To accelerate momentum towards a more unified infrastructure, several collaborative actions will be particularly important, including:

  • 
Harmonising terminology and workflow definitions to reduce variability across platforms, particularly for steps such as slot reservation, product release and chain-of-identity confirmation.
  • 
Strengthening participation in industry boards and cross-stakeholder working groups, ensuring that platform capabilities reflect real-world clinical needs, regulators have insight into operational pain points and manufacturers remain aligned on best practices.
  • 
Adopting and contributing to interoperability standards, such as emerging extensions for CGTs, to support secure, efficient data exchange at scale.
  • 
Shifting from proprietary to compatible infrastructure, recognising that the goal is not uniformity but seamless collaboration among systems developed by different organisations.

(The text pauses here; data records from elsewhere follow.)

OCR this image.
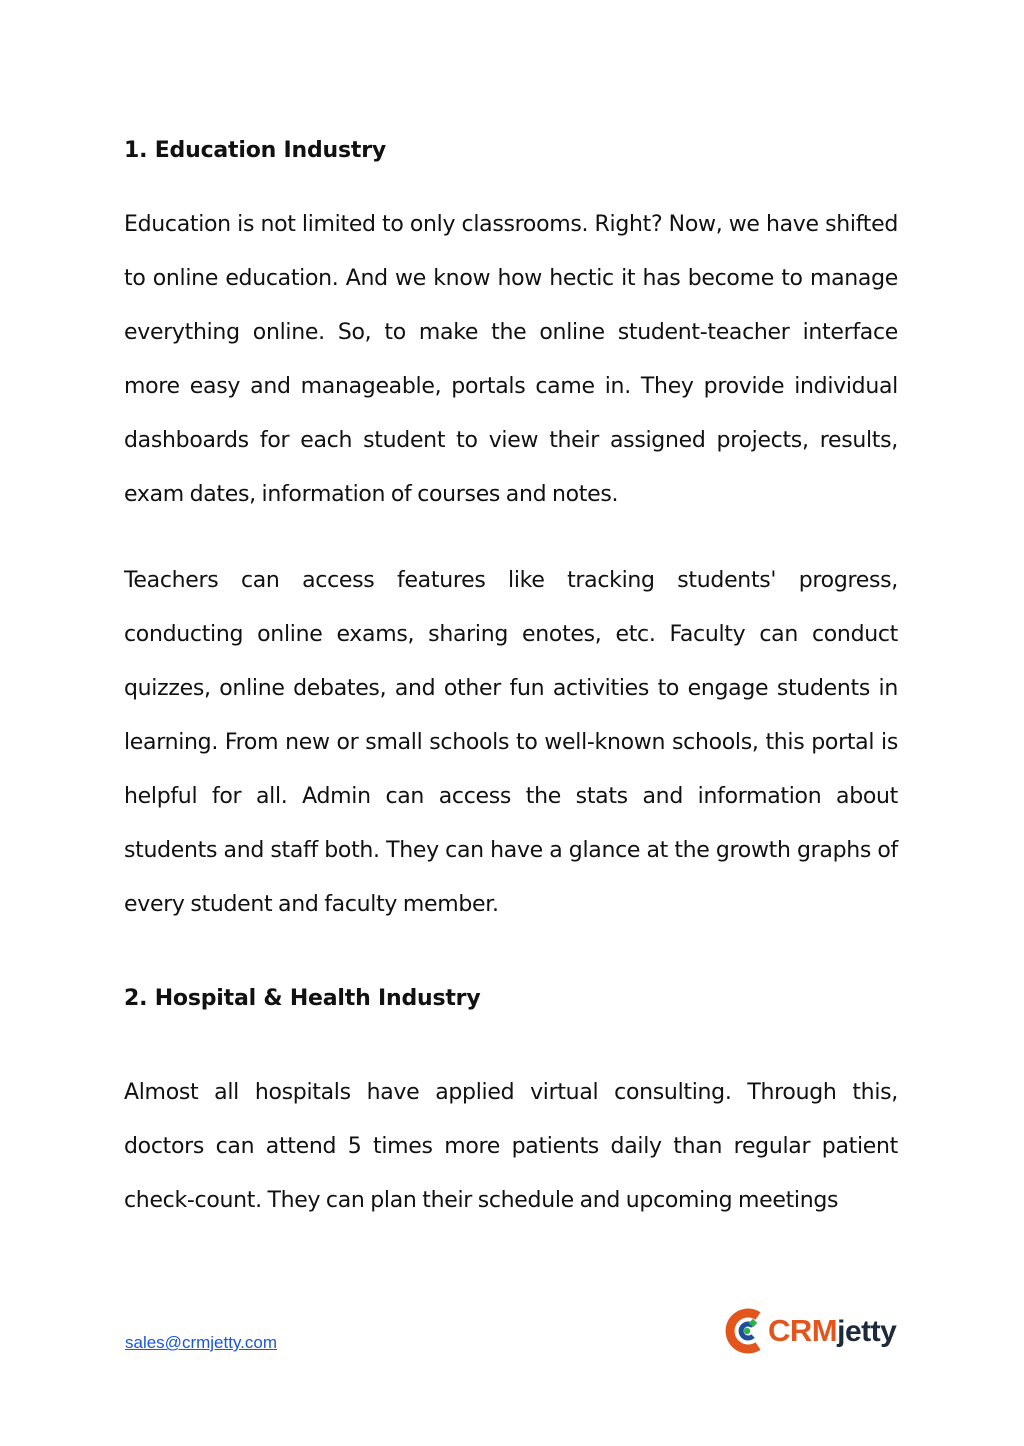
1. Education Industry

Education is not limited to only classrooms. Right? Now, we have shifted to online education. And we know how hectic it has become to manage everything online. So, to make the online student-teacher interface more easy and manageable, portals came in. They provide individual dashboards for each student to view their assigned projects, results, exam dates, information of courses and notes.

Teachers can access features like tracking students' progress, conducting online exams, sharing enotes, etc. Faculty can conduct quizzes, online debates, and other fun activities to engage students in learning. From new or small schools to well-known schools, this portal is helpful for all. Admin can access the stats and information about students and staff both. They can have a glance at the growth graphs of every student and faculty member.

2. Hospital & Health Industry

Almost all hospitals have applied virtual consulting. Through this, doctors can attend 5 times more patients daily than regular patient check-count. They can plan their schedule and upcoming meetings

sales@crmjetty.com	CRMjetty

Through shared effort, the industry can move closer to a cohesive digital foundation that supports the next generation of CGT therapies.

SECURING THE FUTURE OF CGTS THROUGH DIGITAL MATURITY

CGTs are on a trajectory towards broader indications, larger patient populations and more diverse treatment settings. However, without a fundamental shift in digital strategy, fragmentation will continue to strain clinical teams, inflate operational costs and limit patient access. The industry now stands at an inflection point:

  • 
Bespoke portals supported the first wave of CGT commercialisation, but their limitations are now clear
  • 
Standardised, collaborative and interoperable platforms are essential for the next wave – one defined by scale, sustainability and global reach.

By embracing shared digital infrastructure and prioritising user-centric, interconnected systems, the CGT ecosystem can support the safe, efficient and equitable delivery of life-changing therapies to the patients who need them most.